Lorenzo Orsetti, i genitori: "E' una vergogna processare chi combatte l'Isis"

Intanto il corpo del giovane è stato recuperato ed è custodito in un ospedale nel Kurdistan iracheno

Lorenzo Orsetti, 33 anni, il fiorentino morto in Siria

Lorenzo Orsetti, 33 anni, il fiorentino morto in Siria

Firenze, 20 marzo 2019 - "Non ci dimentichiamo gli altri ragazzi che sono andati a combattere contro l'Isis e sono tornati in Italia e ora vengono processati, riscopriamolo come parte della nostra comunità e del popolo italiano, ed è vergognoso che vengano processati". Lo hanno detto, oggi in Palazzo Vecchio Alessandro e Annalisa, i genitori di Lorenzo Orsetti, il 33enne fiorentino, che combatteva con le milizie curde dell'Ypg, ucciso in Siria da miliziani dell'Isis.
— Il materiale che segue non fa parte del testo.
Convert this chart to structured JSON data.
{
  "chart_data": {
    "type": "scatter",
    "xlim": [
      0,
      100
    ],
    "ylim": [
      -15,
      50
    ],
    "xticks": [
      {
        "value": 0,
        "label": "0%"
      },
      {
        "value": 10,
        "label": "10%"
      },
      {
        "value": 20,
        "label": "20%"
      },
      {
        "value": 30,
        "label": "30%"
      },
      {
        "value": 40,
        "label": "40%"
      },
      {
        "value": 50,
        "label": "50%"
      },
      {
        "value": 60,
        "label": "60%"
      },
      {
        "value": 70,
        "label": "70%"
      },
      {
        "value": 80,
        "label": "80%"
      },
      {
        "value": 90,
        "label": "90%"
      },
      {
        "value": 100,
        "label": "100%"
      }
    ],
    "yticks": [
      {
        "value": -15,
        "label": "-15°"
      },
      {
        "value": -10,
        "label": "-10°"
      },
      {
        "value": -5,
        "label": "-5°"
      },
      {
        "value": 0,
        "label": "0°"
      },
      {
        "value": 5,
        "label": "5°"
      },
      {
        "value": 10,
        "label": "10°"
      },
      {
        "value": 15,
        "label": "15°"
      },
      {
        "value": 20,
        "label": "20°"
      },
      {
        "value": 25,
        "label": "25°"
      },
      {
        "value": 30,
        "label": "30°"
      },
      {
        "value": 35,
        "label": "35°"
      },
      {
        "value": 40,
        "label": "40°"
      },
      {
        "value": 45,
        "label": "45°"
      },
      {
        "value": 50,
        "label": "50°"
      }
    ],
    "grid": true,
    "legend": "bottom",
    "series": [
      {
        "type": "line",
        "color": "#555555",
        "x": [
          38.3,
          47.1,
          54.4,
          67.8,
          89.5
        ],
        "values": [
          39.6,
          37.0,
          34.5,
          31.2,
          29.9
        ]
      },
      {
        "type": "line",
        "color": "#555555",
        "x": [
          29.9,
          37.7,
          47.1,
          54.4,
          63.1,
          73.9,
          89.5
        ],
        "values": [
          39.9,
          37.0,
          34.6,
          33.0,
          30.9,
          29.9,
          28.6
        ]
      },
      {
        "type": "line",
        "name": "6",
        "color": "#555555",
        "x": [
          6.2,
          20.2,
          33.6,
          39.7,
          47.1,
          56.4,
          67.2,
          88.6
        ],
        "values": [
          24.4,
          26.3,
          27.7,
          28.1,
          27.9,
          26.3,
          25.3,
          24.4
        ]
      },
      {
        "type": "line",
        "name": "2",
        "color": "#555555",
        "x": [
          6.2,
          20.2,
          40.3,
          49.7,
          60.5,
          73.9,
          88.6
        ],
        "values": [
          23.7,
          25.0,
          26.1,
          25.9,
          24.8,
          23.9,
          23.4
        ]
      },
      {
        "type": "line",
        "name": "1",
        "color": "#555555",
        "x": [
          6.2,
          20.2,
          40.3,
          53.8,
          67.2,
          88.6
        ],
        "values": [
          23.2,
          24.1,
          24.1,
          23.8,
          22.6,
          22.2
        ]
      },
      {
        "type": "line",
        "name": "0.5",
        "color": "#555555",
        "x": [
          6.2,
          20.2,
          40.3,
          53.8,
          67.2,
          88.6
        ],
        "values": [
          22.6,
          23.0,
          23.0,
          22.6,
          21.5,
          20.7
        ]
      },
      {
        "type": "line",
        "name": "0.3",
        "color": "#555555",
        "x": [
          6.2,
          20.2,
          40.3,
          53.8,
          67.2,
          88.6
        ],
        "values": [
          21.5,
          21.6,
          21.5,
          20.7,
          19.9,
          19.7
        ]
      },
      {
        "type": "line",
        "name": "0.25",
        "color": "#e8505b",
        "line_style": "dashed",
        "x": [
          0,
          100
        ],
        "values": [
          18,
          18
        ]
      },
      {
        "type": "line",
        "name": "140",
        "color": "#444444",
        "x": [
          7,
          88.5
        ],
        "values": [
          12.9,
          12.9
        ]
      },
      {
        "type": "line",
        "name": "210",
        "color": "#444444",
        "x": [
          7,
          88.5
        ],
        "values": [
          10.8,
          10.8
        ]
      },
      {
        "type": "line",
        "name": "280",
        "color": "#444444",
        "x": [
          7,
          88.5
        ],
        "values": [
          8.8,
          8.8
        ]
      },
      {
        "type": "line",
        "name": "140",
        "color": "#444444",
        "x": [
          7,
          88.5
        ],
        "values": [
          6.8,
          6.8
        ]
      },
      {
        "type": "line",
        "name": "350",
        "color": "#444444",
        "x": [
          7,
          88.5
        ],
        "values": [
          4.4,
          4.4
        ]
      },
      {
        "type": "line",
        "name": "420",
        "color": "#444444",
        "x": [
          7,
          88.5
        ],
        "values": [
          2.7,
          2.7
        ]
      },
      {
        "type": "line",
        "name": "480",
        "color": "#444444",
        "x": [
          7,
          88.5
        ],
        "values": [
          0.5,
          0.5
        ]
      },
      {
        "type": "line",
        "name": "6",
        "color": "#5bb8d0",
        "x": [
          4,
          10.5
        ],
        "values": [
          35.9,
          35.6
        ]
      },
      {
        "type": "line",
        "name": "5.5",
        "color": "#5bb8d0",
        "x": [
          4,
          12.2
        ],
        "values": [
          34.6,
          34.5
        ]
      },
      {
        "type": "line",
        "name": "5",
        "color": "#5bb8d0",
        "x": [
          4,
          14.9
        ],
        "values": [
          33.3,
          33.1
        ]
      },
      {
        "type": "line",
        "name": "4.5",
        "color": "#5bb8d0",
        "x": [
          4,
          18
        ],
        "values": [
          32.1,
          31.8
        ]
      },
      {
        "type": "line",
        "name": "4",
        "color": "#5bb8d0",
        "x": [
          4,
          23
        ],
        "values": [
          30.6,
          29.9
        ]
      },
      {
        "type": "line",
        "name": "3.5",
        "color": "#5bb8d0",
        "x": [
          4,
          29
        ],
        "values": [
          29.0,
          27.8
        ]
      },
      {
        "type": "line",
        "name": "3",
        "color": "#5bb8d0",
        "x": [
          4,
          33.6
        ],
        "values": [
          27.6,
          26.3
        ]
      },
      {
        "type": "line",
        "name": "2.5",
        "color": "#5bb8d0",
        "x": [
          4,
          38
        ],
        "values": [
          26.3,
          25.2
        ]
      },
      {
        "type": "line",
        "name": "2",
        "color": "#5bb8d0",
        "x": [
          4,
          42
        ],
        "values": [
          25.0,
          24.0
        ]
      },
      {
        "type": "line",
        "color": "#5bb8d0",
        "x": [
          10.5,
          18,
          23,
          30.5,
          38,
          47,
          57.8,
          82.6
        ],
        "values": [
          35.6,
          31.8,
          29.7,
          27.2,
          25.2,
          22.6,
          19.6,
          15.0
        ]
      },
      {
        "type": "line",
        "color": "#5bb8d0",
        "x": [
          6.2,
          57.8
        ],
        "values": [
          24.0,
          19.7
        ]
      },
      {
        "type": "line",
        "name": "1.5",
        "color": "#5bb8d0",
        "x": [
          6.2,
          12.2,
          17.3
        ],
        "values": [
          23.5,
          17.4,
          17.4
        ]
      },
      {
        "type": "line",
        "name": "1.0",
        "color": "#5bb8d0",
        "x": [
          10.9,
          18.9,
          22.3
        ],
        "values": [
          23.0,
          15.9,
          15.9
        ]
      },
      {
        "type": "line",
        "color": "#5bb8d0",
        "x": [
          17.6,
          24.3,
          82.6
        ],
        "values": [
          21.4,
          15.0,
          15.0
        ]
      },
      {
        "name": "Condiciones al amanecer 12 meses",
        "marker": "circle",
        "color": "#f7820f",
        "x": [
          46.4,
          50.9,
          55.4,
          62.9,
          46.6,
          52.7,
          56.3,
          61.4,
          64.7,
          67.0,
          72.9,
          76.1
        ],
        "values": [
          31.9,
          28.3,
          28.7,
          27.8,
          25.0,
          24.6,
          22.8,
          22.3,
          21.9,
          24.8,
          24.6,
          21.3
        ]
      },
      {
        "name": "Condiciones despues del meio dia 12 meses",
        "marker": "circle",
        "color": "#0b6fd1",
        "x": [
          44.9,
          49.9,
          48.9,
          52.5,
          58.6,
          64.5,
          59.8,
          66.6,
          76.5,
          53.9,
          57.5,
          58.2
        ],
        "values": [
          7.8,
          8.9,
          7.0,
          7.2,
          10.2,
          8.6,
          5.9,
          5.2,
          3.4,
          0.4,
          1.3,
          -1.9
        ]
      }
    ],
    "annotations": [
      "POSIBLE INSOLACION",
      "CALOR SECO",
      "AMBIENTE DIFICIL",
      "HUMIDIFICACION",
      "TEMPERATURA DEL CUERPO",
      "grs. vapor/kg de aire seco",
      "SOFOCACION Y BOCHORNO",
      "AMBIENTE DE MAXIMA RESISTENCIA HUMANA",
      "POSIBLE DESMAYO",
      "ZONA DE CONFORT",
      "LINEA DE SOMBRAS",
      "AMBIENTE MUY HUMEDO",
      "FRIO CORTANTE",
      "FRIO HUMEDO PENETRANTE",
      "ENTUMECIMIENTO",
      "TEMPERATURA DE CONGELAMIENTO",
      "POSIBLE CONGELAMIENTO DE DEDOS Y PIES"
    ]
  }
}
«Ringrazio i miliziani curdi per aver recuperato il corpo di mio figlio con un'azione militare (il corpo di Lorenzo ora è custodito in un ospedale nel Kurdistan iracheno, ndr)», ha aggiunto Alessandro Orsetti. «Lorenzo avrebbe voluto essere sepolto nel cimitero dei martiri curdi, ma ha lasciato a noi la scelta: una scelta che non auguro mai a nessun genitore di dover prendere». 

Il padre di Lorenzo ha comunque fatto capire che il corpo del figlio "potrebbe far ritorno a Firenze". "A me come babbo farebbe piacere tornasse, l'ho accennato a loro, penso non ci sia tanto tempo per decidere, deciderò in giornata. È emotiva la cosa, i corpi dei morti servono ai vivi. Siccome in Siria non credo che avrò occasione di andarci, anche se ci hanno invitato, preferirei avere una tomba su cui piangere qua".

LA TESTIMONIANZA DI MECALIZZI - «Lorenzo l'ho incontrato e fotografato per fargli un'intervista e mi sembrò subito una persona molto umile, che non parlava mai di se stesso, ma sempre degli altri. Era perfettamente consapevole della scelta che aveva fatto, del perché si trovasse lì e non era assolutamente un fissato che andava a combattere, ma un bravissimo ragazzo con degli ideali molto forti, che ha dato la sua vita per una causa più grande di lui; e questo gli fa molto onore». Lo ha detto Gabriele Micalizzi, il fotoreporter ferito in Siria l'11 febbraio scorso, parlando a 'Il Mattino di Radio 1'. «Prima dell'intervista, parlando del più e del meno, vedendo che fumava una pessima sigaretta locale, gliene ho offerta io una italiana, per fargli sentire sapore di casa. Mi ha spiegato perché fosse lì, c'era andato perché credeva di combattere l'Isis, il terrorismo, una minaccia per tutto il mondo. Quindi fare qualcosa per gli altri: questo suo altruismo mi aveva molto colpito. Perché un conto è dirle certe cose, un altro è farle: la vita militare è dura, soprattutto per i curdi, che non sono ben equipaggiati, non è di certo una vita facile. L'immagine del foreign fighters come di qualcuno simile a un mercenario non corrisponde affatto a Lorenzo - ha precisato Micalizzi - perché lui era una persona spinta dagli ideali, ma al contempo molto realista. E non assomigliava affatto ad alcuni personaggi che abbiamo potuto trovare in altre guerre, tipo l'Ucraina. Era una persona con un ideale politico certo, ma quella non era la sua causa, la sua causa era lottare per la libertà. Questo aveva in testa. E penso che lui sia stato dalla parte giusta: combattere contro chi vuole opprimere la libertà e il libero pensiero».